BEIJING (AP) — A gas explosion after a partial building collapse in the northern Chinese port city of Tianjin on Tuesday morning left three people missing and 11 injured.
The event remains under investigation, but it appears to point to the deterioration of infrastructure following more than three decades of breakneck economic growth.
That development has vastly boosted living standards while often skirting safety and environmental regulation.
Three floors of the six-story building collapsed. The official Xinhua News Agency reported the subsequent explosion occurred around 7:15 a.m.

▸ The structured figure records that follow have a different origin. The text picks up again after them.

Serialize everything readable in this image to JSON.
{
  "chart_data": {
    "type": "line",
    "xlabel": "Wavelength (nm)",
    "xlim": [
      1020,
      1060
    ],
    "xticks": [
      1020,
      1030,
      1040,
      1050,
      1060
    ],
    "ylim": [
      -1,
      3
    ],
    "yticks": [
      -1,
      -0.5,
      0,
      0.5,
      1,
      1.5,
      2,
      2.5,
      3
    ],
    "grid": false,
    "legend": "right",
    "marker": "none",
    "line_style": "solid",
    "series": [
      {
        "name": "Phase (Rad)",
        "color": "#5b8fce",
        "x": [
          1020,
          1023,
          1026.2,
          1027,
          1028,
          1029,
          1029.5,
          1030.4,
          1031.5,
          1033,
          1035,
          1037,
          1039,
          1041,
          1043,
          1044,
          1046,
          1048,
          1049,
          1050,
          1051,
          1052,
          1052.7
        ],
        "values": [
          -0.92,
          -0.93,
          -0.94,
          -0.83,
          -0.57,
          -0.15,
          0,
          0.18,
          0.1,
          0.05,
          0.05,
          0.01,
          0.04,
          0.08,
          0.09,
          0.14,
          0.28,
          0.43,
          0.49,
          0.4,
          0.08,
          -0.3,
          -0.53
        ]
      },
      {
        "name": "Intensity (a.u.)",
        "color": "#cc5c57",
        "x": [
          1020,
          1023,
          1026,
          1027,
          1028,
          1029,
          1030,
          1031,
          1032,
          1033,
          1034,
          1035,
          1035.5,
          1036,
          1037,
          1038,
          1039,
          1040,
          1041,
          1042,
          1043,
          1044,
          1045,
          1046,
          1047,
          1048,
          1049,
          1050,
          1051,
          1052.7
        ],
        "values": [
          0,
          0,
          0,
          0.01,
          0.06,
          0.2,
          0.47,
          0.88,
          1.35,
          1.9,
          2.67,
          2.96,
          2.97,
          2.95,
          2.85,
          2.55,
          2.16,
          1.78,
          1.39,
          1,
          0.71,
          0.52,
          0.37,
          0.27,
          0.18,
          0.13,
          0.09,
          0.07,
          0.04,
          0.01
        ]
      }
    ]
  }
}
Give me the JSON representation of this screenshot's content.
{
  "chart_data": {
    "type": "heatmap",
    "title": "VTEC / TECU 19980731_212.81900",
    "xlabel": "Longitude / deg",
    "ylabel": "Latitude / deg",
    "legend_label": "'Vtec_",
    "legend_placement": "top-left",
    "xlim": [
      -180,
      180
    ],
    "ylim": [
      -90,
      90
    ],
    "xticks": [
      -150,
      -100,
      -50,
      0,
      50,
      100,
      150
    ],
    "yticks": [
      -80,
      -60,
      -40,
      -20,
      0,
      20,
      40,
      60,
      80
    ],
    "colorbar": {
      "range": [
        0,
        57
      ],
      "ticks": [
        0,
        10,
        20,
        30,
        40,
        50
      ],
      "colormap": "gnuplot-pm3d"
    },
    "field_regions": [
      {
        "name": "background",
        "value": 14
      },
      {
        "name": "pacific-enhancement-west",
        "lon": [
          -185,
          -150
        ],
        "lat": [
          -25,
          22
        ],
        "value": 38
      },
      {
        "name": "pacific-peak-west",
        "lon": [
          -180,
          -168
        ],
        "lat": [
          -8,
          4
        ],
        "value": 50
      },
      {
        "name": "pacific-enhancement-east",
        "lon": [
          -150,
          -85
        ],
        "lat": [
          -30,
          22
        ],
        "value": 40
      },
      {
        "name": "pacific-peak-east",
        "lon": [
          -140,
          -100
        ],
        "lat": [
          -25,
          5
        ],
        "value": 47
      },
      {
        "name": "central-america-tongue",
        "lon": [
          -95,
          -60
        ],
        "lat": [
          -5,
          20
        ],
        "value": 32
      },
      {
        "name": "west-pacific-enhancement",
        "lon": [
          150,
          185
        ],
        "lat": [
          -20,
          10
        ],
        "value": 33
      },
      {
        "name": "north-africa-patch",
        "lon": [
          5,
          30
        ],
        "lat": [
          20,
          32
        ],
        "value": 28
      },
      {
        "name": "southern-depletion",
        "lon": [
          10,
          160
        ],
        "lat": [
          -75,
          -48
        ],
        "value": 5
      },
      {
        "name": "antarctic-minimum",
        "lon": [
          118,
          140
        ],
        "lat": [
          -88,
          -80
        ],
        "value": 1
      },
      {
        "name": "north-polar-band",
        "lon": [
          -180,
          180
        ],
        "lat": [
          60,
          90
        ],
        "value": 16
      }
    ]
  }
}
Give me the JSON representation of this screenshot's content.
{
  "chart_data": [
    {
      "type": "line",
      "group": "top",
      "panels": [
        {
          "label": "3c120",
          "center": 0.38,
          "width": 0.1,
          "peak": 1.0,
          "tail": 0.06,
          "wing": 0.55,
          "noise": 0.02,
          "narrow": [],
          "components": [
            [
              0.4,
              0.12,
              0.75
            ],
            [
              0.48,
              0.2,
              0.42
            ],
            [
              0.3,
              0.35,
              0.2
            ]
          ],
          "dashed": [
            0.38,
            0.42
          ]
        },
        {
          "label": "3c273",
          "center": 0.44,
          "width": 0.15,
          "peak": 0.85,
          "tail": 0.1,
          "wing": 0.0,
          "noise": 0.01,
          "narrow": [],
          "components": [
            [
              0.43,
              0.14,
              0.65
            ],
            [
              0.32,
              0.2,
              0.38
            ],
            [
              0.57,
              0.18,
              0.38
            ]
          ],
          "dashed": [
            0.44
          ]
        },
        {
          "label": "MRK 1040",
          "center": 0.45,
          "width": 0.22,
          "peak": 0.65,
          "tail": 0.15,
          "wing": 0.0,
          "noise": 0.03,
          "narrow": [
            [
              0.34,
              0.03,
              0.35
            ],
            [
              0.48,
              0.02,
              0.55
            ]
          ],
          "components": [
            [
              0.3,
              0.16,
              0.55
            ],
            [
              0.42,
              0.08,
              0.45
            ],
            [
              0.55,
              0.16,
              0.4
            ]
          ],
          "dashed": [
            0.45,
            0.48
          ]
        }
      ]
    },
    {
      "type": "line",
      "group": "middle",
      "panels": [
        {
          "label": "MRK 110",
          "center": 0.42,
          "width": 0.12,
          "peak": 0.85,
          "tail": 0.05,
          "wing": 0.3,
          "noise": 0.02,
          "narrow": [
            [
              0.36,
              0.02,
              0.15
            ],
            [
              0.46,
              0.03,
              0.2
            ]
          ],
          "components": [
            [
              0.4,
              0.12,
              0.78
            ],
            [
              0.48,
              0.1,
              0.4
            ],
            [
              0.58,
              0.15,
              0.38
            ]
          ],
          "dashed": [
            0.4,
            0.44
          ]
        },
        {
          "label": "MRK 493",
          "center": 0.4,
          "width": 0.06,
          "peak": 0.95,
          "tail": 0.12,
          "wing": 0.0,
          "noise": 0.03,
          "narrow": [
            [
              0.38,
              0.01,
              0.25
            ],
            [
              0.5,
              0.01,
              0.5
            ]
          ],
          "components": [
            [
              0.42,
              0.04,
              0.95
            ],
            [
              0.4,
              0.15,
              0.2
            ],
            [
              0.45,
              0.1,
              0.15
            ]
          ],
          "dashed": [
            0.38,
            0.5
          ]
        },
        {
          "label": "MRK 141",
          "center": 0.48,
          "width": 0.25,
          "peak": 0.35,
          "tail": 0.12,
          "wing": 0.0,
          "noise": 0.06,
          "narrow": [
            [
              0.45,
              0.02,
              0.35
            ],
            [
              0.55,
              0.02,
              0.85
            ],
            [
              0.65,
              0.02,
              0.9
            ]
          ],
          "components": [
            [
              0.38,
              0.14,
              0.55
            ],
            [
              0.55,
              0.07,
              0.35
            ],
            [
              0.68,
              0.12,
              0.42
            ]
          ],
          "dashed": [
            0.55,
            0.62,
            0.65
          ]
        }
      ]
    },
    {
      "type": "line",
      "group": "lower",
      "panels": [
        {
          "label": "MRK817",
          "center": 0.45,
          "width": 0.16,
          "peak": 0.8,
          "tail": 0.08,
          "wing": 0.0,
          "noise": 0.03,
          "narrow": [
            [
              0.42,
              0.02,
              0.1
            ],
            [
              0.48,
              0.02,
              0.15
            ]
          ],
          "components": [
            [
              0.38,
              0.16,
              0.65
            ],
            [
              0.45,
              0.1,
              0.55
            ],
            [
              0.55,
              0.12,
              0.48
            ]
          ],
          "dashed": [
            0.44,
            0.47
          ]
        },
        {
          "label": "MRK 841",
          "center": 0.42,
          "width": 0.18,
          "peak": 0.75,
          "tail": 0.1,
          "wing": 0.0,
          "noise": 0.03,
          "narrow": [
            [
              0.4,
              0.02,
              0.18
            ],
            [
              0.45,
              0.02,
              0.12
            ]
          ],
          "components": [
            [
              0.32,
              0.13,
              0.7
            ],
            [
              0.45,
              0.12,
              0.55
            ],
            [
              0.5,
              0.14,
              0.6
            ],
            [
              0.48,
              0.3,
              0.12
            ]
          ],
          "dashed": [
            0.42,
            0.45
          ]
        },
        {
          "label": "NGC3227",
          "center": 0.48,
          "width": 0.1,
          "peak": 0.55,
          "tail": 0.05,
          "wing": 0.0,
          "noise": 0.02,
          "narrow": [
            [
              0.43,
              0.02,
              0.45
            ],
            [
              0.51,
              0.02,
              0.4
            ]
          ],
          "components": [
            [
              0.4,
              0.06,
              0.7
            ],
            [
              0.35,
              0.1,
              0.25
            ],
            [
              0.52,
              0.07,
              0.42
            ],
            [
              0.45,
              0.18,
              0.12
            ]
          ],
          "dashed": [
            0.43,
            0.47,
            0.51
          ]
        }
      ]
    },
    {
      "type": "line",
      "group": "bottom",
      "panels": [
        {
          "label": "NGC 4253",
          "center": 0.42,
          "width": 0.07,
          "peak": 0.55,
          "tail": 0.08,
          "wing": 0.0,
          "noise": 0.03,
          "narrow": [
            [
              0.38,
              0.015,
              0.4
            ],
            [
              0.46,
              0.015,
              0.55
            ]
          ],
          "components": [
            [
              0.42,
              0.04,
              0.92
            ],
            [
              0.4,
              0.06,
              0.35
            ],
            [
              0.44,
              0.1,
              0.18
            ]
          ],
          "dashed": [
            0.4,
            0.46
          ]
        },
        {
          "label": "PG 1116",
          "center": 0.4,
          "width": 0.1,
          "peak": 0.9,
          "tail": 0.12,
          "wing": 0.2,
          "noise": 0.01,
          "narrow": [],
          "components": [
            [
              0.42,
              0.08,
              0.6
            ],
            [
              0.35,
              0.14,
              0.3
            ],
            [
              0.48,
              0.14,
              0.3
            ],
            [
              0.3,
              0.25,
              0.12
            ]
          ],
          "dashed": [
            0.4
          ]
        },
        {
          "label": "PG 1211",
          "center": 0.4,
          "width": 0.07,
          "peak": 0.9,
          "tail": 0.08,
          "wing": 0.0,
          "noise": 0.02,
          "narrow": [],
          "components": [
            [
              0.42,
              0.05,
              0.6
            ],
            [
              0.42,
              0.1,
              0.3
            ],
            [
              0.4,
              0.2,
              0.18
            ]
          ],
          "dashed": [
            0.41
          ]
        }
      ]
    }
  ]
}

Photos from the scene showed upper stories of the building caved in, but no obvious damage to neighboring units.
Tianjin lies roughly an hour by train from Beijing and has long been one of China’s most developed and international cities.
A massive 2015 explosion at a chemical warehouse in Tianjin killed 173 people, most of them firefighters and police officers. The chemicals were found to be falsely registered and stored, with local officials found complicit in turning a blind eye to the potential threat.
China is replacing decades-old infrastructure, with natural gas lines used for cooking, heat and power generation a particular concern.
A 2013 blast in the northeastern port of Qingdao killed 62 people when underground pipelines ripped open following a leak.
Smaller incidents have followed since, including explosions at a hotel in the northeastern city of Shenyang and a residential community in the central city of Shiyan that left a combined 28 people dead.
Building codes are also loosely enforced in rural areas and suburbs, with additional levels added to homes and businesses that lack the structural integrity to support them. In April, a block that included apartments and restaurants collapsed in the city of Changsha, killing 53 people.